Financing smart city solutions

smart city financingSmart cities hold out the lure of sustainability and innovative technological solutions to large, previously intractable problems. But such opportunities do not come cheaply. Some of them, such as smart lighting, can be funded from the savings  made in changing technology. But other, larger projects represent much bigger risks, and it has proven hard to persuade investors that  the returns will be worthwhile.

The European Commission has not failed to identify this problem. In 2013, it published guidance to cities setting out the barriers and potential solutions to financing smart city innovative technological solutions. The focus is very much on low-carbon energy and transport, because it is here that the biggest risks lie. This is also where some of the greatest pressure is applied, because of carbon-reduction targets agreed by national governments.

Barriers to funding

The report identifies five key barriers to financing smart city solutions, which are:

  1. Investors have a perception that there is a high risk involved in investing in innovative solutions, and particularly energy efficiency measures.
  2. This is partly because of uncertainty about energy prices, both in terms of policies about renewable and green energy sources, and also fossil fuel prices. The interest in investing in green energy rises when fossil fuel prices are prohibitive, because green energy companies can afford to spend more on development and recoup the costs.
  3. The amount of investment needed in large city projects is also large volume.
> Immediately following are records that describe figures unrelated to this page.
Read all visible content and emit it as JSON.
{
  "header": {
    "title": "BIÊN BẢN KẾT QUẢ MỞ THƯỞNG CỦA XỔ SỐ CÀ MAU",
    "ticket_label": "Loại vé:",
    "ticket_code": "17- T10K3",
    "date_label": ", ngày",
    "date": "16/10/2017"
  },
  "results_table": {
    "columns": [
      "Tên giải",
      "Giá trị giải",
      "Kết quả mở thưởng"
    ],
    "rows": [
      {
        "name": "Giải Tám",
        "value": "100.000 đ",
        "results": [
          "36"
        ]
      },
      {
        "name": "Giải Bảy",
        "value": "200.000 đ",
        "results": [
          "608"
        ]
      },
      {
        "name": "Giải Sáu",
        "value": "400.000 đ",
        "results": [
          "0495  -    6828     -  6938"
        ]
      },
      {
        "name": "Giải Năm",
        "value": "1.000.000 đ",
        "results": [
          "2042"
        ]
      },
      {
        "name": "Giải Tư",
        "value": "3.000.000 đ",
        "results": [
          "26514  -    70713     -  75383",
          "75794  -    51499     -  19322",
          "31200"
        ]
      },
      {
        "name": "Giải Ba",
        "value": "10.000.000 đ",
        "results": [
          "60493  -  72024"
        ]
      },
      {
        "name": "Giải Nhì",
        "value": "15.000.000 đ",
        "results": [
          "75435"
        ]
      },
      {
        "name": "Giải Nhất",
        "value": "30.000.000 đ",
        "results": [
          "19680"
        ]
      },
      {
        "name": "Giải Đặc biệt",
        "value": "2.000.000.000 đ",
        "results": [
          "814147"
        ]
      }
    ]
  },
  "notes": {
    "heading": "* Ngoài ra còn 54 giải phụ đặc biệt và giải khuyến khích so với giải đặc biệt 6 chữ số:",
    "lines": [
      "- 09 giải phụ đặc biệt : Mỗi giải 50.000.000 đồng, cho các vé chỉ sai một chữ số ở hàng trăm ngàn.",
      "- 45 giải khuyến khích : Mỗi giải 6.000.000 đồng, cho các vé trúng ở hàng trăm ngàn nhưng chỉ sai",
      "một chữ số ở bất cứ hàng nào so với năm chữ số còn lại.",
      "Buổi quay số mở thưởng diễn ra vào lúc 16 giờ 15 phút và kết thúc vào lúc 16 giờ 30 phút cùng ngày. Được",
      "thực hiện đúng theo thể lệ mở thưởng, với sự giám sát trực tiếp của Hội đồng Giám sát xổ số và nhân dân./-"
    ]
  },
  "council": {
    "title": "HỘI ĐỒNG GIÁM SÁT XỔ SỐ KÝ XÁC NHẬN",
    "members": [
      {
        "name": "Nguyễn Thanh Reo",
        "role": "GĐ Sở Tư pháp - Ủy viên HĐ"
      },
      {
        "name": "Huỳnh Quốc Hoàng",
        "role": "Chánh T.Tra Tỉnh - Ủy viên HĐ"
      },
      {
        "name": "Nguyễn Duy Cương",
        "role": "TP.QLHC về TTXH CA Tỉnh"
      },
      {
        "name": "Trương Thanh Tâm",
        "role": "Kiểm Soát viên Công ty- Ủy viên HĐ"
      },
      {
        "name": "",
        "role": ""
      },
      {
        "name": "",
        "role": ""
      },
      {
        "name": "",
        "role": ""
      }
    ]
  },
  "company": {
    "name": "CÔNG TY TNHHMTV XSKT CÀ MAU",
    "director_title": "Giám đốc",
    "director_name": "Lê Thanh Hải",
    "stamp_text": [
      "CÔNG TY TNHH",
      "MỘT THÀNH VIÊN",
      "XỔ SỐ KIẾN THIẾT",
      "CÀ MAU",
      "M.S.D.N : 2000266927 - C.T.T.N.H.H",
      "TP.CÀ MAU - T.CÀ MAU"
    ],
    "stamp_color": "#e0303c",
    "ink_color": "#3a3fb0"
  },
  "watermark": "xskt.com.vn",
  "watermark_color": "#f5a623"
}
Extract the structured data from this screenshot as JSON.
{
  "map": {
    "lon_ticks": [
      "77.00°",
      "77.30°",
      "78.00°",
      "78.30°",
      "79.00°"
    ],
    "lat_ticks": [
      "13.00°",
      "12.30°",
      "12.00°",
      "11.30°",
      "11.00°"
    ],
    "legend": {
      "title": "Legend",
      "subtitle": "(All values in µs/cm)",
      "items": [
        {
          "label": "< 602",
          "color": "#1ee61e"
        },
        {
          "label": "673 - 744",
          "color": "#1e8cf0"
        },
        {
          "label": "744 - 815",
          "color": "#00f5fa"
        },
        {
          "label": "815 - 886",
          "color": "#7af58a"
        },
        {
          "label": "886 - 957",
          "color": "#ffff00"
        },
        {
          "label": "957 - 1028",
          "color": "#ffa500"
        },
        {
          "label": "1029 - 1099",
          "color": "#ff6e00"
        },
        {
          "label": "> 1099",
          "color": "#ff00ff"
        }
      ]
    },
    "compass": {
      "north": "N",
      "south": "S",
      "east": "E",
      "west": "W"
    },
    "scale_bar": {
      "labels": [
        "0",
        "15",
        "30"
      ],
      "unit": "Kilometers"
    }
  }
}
Bigger projects by definition have more risks and more uncertainty, with more options for things going wrong.
  4. Many low-carbon and transport initiatives have long payback periods, which means a long delay before being able to recoup the investment. This is fine for smaller investors, who may back projects for ideological reasons, but may be a problem for larger investors, particularly if the payback is uncertain.
  5. There is limited option for public funding. Public administrations are generally expected to get more for their money these days, and austerity programmes have bitten deep across Europe. This makes it hard for city authorities to raise money. Investors are more nervous if large public infrastructure projects are not underwritten by public funds, because again, the risk is higher.

Overcoming the problems

The report identifies options and solutions to overcome these barriers. It suggests that one key issue is to identify areas of risk, and reduce both real and perceived risks of investment. For example, providing some grant funding or offering equity to private developers may make the risk more palatable. Alternatively, public authorities might underwrite some areas of the project or provide loans for developers.

It may also be possible to attract long-term finance from specialised sources such as pension funds, which can afford to take a long-term view. Other options include project aggregation, bringing together sizeable investments, but with reduced transaction costs, by tapping into economies of scale. This kind of amalgamation also increases the credit rating of investments, because it makes any single project failure less crucial to the overall investment.

Cities also need to get cleverer with funding mechanisms and models such as public-private partnerships, which have been used to good effect for large infrastructure projects in the past. They need to understand that different investors have different attitudes to risk, and different time horizons, and ensure that they target appeals in the right direction. For example, pensions funds have a much longer time horizon than commercial banks, and venture capitalists have a focus on new and untried ideas, but are looking for big returns on their investment. Public authorities may also issue bonds to encourage investment.

One issue which cities need to address is that of public benefit. This can often not be monetised by developers, but may be sufficient to warrant reasonable amounts of public subsidy; often enough to reduce the costs sufficiently to interest investors. This can be looked upon as a way of charging taxpayers for the future benefits they will receive, and may mean that national or international grants can be made available for innovative developments.

Not all barriers are financial

The report also notes that there are issues which cannot be overcome by changing financing methods and new models of funding. These include regulatory requirements set out by governments. It may, therefore, be necessary for national and regional governments to consider whether they themselves are hindering the growth of smart cities, and take action to address this, rather than complaining that cities are slow to develop new infrastructure and adopt smart and innovative technological solutions.